Cumpleaños

Se levantaba temprano, a las seis y diez, ponía los dos pies en el suelo, a la vez, y se lavaba bien las dos manos y la cara, incidiendo especialmente en los dos ojos, de los que eliminaba sendas legañas. Se dirigía a la cocina, veintitrés pasos, para prepararse un café con tres grageas de sacarina y fumarse un cigarro en silencio, quince caladas, mientras su mujer y sus dos hijas continuaban durmiendo. Algo mareado por el tabaco en ayunas, recorría el pasillo de vuelta al baño (veinticinco pasos, dos más que antes, probablemente por la inestabilidad que le proporcionaba el aturdimiento) para desnudarse quitándose las dos únicas prendas que llevaba y darse una ducha de cuatro minutos. Al salir de la ducha, mientras se secaba la espalda, oyó los primeros movimientos de su mujer en la cama, que parecía empezar a desperezarse despacio.

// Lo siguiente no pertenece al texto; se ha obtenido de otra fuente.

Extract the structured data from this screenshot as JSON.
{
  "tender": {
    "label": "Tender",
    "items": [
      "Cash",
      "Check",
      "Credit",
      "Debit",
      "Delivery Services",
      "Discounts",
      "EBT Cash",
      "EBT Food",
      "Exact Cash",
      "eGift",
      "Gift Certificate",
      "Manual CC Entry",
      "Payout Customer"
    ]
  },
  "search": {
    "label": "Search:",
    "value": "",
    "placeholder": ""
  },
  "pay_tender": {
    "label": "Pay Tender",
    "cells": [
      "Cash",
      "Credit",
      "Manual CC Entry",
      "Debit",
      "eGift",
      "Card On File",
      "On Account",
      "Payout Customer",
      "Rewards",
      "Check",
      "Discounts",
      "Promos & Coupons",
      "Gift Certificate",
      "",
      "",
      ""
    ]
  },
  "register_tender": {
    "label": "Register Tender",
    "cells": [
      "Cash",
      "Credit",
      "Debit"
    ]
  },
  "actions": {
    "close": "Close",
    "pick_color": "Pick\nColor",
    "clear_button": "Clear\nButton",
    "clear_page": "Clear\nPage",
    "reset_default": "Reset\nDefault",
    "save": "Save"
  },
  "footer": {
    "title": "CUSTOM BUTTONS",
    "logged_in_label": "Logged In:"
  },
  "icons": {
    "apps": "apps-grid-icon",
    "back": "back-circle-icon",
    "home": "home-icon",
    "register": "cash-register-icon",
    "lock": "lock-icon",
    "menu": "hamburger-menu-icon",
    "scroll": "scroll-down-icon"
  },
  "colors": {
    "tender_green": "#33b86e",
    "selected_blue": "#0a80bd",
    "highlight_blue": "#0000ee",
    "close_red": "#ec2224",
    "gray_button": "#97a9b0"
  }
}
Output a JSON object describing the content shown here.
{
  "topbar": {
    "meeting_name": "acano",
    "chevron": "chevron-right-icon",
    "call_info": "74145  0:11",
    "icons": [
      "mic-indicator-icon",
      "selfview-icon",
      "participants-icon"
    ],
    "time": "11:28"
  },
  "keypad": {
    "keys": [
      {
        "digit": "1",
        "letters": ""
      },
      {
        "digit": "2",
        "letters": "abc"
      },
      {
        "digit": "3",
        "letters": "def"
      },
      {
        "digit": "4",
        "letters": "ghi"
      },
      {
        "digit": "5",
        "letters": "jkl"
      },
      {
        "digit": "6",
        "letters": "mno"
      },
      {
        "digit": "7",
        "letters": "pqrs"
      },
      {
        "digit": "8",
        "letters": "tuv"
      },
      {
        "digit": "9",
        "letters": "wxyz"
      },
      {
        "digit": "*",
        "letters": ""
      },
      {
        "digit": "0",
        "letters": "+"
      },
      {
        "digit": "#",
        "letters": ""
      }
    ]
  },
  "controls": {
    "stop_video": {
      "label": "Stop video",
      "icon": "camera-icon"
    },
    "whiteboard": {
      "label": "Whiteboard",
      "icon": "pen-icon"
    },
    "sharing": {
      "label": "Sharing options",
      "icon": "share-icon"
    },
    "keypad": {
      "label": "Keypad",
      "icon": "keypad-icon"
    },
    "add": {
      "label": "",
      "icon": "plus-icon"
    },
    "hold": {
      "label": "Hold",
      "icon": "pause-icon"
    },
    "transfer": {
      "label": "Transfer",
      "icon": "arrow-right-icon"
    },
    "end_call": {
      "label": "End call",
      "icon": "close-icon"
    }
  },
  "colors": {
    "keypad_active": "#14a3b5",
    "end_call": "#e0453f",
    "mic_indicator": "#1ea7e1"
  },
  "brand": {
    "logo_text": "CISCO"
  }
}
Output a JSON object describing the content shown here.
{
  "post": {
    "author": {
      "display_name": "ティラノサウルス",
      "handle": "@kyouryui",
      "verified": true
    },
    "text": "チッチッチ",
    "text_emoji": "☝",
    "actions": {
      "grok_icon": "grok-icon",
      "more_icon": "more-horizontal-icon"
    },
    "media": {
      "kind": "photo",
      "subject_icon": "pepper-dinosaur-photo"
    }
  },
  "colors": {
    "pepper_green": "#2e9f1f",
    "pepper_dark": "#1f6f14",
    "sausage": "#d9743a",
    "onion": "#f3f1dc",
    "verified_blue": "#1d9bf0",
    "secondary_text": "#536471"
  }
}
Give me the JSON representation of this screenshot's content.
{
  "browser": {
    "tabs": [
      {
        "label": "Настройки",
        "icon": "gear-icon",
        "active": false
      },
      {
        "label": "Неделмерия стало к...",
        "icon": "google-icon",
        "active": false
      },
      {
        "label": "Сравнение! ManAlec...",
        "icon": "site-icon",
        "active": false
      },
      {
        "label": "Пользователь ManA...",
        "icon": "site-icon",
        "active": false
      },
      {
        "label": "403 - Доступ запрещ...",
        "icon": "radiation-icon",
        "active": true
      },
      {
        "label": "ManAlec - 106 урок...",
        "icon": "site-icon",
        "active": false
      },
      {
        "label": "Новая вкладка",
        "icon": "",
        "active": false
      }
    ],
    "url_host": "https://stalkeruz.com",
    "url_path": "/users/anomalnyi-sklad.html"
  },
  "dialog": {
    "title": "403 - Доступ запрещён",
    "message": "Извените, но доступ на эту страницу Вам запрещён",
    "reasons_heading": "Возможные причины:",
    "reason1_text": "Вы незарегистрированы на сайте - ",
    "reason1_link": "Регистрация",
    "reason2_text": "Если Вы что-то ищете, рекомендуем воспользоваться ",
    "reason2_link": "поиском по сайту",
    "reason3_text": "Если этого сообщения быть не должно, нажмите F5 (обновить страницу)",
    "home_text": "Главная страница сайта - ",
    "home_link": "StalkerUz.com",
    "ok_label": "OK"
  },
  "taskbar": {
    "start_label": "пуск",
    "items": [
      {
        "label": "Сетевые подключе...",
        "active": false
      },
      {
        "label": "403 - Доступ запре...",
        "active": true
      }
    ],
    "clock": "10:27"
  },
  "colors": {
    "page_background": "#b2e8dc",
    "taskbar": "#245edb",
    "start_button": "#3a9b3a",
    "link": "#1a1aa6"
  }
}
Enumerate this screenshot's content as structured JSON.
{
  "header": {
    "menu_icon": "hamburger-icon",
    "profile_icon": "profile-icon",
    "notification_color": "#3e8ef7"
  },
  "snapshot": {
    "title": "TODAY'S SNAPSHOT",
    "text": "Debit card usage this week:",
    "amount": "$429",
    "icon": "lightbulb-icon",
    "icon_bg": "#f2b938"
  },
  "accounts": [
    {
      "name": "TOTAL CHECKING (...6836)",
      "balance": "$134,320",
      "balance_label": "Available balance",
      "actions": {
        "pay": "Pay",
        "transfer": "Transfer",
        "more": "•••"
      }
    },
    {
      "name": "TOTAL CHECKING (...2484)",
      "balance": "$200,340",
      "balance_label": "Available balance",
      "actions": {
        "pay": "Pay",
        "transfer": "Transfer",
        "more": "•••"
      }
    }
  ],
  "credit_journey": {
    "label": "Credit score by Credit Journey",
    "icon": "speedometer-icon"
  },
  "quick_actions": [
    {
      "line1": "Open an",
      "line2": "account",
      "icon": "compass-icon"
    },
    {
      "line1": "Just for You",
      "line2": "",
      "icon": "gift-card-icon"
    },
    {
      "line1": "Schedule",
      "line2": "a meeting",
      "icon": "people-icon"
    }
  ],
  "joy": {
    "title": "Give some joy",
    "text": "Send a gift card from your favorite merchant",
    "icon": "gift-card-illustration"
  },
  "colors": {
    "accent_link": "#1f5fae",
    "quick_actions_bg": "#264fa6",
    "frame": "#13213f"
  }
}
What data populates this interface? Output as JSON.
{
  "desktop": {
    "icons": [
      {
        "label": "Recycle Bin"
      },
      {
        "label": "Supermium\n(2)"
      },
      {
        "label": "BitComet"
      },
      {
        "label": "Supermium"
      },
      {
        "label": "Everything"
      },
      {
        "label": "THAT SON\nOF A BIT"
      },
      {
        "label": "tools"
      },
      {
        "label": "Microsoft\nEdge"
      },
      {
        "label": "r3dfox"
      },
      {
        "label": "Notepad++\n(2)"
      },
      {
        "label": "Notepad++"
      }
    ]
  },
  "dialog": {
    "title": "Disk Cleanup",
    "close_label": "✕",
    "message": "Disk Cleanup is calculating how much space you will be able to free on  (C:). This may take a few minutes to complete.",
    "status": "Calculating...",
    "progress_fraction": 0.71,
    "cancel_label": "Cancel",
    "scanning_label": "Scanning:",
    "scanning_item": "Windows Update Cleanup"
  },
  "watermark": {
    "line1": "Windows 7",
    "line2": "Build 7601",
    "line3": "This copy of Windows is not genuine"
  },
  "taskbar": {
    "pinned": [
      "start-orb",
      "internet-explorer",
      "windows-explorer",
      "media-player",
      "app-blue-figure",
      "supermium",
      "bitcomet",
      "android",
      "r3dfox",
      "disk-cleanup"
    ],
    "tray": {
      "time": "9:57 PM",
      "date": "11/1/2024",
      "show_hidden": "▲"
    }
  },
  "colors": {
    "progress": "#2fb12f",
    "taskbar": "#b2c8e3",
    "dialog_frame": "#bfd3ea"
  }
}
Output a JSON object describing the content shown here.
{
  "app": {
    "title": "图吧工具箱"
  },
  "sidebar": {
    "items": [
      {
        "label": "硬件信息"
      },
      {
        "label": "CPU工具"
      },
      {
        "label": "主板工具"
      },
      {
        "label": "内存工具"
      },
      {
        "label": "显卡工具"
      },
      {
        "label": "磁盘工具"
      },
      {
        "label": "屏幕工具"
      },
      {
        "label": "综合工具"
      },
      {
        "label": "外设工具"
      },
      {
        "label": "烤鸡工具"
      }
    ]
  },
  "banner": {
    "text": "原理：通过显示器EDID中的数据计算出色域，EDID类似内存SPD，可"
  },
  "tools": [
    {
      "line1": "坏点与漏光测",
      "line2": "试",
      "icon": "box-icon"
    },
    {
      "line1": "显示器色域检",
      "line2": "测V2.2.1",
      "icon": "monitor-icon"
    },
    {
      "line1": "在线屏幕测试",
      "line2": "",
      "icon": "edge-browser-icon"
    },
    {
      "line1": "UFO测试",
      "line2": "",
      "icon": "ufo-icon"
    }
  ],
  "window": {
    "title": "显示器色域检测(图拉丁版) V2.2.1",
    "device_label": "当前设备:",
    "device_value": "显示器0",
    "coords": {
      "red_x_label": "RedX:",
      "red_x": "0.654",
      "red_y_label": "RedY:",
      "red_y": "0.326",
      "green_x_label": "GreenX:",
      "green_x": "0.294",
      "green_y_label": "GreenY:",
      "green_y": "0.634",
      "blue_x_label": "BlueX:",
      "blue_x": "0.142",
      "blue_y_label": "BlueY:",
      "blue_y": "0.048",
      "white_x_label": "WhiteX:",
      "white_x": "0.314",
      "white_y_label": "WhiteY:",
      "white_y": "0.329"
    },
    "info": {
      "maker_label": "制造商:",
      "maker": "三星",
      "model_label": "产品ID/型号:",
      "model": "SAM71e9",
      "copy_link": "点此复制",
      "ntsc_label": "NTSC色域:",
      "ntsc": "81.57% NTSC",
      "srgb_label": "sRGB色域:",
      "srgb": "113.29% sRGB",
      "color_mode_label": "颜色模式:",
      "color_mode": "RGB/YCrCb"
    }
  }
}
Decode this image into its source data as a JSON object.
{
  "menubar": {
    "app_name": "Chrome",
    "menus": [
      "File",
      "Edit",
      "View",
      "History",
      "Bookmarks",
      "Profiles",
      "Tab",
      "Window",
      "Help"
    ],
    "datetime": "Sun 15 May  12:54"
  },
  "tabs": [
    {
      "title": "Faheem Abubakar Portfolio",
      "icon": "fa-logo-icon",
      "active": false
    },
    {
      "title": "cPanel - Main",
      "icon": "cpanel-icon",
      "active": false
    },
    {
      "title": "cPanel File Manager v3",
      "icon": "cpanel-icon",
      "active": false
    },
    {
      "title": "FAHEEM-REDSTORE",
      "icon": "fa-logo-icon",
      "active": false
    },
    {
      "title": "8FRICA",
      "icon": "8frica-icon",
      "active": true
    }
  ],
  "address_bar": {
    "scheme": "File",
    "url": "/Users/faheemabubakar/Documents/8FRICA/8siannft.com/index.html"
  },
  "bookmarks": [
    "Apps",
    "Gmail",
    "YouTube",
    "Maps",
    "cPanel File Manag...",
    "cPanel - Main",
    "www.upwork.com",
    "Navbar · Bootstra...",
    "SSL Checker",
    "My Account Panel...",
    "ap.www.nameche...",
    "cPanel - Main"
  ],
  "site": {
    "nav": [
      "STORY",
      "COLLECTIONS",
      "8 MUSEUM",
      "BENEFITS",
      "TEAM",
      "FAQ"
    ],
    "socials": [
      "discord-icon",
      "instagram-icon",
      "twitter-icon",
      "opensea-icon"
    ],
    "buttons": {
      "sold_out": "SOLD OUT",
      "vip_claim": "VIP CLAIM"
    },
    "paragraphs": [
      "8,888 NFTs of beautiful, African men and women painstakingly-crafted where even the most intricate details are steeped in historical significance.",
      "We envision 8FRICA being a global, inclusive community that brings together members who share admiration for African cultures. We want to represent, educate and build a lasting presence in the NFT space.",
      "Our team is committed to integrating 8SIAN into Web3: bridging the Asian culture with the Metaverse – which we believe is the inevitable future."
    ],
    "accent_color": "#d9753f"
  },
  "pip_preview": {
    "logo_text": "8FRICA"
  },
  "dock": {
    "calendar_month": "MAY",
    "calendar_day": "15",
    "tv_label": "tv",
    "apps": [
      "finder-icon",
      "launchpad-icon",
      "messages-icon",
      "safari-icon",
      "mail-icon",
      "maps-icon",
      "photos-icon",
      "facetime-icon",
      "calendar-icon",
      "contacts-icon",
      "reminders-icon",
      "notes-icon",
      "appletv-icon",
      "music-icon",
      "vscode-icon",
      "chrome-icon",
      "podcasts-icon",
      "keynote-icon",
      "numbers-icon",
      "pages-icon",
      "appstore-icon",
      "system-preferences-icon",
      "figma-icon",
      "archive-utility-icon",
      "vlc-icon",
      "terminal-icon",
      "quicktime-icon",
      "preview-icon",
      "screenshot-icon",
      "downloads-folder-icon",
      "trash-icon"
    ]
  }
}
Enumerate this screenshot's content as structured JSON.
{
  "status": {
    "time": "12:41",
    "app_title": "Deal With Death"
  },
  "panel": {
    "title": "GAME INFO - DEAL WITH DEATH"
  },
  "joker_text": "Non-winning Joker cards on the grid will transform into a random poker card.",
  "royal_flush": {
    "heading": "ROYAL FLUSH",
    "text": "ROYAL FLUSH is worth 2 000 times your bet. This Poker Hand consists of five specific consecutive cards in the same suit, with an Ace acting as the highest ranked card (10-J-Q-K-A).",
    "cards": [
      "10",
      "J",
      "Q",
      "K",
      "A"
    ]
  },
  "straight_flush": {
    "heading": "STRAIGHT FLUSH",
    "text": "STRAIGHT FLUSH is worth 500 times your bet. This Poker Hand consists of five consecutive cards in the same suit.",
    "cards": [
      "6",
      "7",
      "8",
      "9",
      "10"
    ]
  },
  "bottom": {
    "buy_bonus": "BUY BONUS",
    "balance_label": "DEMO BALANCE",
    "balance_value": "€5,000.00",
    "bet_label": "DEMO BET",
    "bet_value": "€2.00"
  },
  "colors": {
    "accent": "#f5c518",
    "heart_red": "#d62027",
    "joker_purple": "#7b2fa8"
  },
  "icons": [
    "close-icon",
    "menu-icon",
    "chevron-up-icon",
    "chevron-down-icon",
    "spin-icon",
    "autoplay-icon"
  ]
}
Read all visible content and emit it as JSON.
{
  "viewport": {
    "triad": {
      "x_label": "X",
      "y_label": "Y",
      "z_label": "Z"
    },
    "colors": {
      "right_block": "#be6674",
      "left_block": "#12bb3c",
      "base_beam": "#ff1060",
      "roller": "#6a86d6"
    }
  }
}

Aunque normalmente se iba al trabajo con toda su familia aún durmiente, aquel día se sentía impaciente por verlas y, sobre todo, escuchar los primeros tres “buenos días”. Era su cumpleaños y, a pesar de que en alguna ocasión la efeméride había pasado desapercibida en casa, habitualmente recibía las primeras tres felicitaciones antes de abandonar el hogar. Siete pasos le separaban de la cama conyugal, a la que se acercó sigiloso para observar si su esposa conservaba la respiración acompasada del sueño o, por el contrario, daba muestras de estar despierta. Se sentó en el borde, sin atreverse a tocarla, conocedor de su mal despertar. En dieciocho ocasiones la había sacudido levemente o susurrado algo al oído, por error o por algún motivo que requería de su presencia en consciencia plena (en una de esas ocasiones se trataba de un conato de incendio en el piso contiguo), y el resultado había sido un grito destemplado, en quince de aquellas dieciocho, acompañado de tres o más insultos.

El día merecía un comienzo más tranquilo, así que esperó a que se diese la vuelta y abriese los ojos por sí misma. Tras mostrar una pequeña porción de pupila bajo unos párpados aún hinchados, apareció una sonrisa cariñosa que le invitó a darle el beso y el abrazo de buenos días que, de media, se procuraban cuatro días por semana. Al ver que su cónyuge parecía no recordarlo, lo intentó con el consabido artificio:

  • ¿Qué día es hoy?
  • ¿Martes?
  • Sí, y ¿qué más?
  • 18 de julio, me parece.
  • Y eso es…¿?
  • Es muy temprano.
  • Vamos, ¿de verdad no sabes qué día es?
  • Joder, no sé qué más datos quieres que te dé. Martes, 18 de julio de 2017. No sé, igual en el calendario chino es otra fecha. ¿Lo miramos en el calendario Maya? ¿En el Azteca?
  • Me estás tomando el pelo, ¿verdad?

Cayó entonces en la cuenta de que a su mujer se le habían caído dos pestañas, una de cada ojo, en las mejillas. Recordó que era señal de buena suerte y se las sopló, cerrando los ojos y pidiendo un deseo.

  • ¿Qué haces? ¿Por qué me soplas, gilipollas?

Sin responder, se mesó el cabello cuatro veces, se levantó de la cama dando un saltito, cogió las llaves del coche de la tercera casilla del panel que tenían en el recibidor y cogió el coche en dirección al trabajo, donde, ese día, se iba a llevar a cabo el inventario anual del almacén, convencido de que iba a ser un gran día.